Verbo Managua, Nicaragua, will soon move to new installations near one of the city’s major intersections. This facility will house a church and offices for the many social outreaches the ministry operates in the country.

       In Ecuador, the church in Cuenca is planning a second congregation to supplement the 1700-member church, school, hospital and radio station in that Andean city. Its new orphanage, the Family Health Foundation Home, is taking in more children from distressed situations. Meanwhile recently inaugurated outreaches in the Amazon region and in the Pacific coastal town of Manta are growing rapidly.

       Additionally, we are exploring the possibility of working among the poor in equatorial Africa, a very expensive logistical outreach, to say the least.
How is this possible when financial institutions are floundering around the world, people are losing their jobs and cutting back on giving, equity is disappearing, and debts are mounting?

First of all, we believe what Jesus said, “I have come that they may have life, and that they may have it more abundantly (John 10:10),”

       We also believe that while God wants all men to prosper, they can only truly do so on His terms, not theirs, which is why Jesus said in Luke 16:13, "No servant can serve two masters...You cannot serve God and mammon [riches]."

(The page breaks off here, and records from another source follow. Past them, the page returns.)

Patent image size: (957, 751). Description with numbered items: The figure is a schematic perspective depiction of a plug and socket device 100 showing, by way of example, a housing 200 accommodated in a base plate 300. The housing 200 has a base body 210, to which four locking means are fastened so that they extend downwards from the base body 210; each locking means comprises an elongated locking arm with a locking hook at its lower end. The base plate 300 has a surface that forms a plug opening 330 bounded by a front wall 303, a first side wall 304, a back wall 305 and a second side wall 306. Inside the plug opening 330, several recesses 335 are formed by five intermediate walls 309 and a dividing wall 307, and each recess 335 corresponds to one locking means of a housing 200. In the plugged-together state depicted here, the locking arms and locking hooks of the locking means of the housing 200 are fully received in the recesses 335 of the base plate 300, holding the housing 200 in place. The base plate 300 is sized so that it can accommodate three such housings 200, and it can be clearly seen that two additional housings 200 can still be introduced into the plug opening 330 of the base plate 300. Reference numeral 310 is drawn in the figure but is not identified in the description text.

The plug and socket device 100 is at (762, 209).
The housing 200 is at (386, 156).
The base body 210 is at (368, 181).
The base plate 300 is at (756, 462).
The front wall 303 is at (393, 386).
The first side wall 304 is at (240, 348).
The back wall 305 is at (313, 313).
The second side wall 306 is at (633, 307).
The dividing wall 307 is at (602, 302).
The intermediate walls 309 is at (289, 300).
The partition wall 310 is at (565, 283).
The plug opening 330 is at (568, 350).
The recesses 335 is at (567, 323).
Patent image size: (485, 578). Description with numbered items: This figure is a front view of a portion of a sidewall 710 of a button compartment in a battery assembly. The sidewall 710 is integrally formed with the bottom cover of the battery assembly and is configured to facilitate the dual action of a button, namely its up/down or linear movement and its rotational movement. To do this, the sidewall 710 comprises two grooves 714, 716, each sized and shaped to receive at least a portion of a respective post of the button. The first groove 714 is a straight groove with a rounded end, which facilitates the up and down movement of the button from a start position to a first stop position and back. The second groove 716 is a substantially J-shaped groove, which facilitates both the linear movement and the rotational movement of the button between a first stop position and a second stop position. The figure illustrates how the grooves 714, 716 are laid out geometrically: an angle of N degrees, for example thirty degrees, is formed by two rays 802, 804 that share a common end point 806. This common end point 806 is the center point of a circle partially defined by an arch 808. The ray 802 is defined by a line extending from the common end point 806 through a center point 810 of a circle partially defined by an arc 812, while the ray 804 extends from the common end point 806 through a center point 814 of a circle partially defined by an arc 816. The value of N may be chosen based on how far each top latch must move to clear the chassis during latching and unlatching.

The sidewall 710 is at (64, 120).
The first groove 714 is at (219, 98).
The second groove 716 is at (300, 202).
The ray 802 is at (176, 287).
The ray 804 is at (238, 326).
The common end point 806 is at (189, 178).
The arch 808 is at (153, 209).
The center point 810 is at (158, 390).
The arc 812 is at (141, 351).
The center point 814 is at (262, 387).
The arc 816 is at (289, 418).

       As a ministry and as individual ministers we make a point of carefully shepherding the funds God has given us, and of never entering into deficit spending no matter who says we don’t have faith to “just step out on the promises.”

       What we always do is teach the people in our churches and social projects that God rules this world on principles that, when obeyed, produce the abundance He promises to those who serve him. We teach that  when Christians manage their home and business finances in the same consumer-and-debt oriented way the world does, they can expect to suffer the same sad results sooner or later.

       On the other hand when they practice what the Bible says about money—and the Bible says an extraordinary amount on the subject—the result is what the Apostle John said to Gaius, “Beloved, I pray that you may prosper in all things and be in health, just as your soul prospers.”

       Think about it: What testimony do we as Christians have if when there’s a recession or worse—a financial meltdown—that we suffer the same as the World? Can we tell the unsaved that we have a God who is able to prosper us no matter what the economy brings? Can we take advantage of bargain prices for real estate or stocks when we’re in the same condition as the rest of the World?

       Our experience is that when what we’re doing is in God’s will, He has all the resources necessary to provide great success. Our prayer for you in these difficult times is that you maintain your life and finances on the solid rock of the practice of God’s Word, looking constantly for the Holy Spirit’s guidance. All else is shifting sand. That way we can demonstrate together that our God has a marvelous plan of blessing not just in the hereafter but in the here-and-now.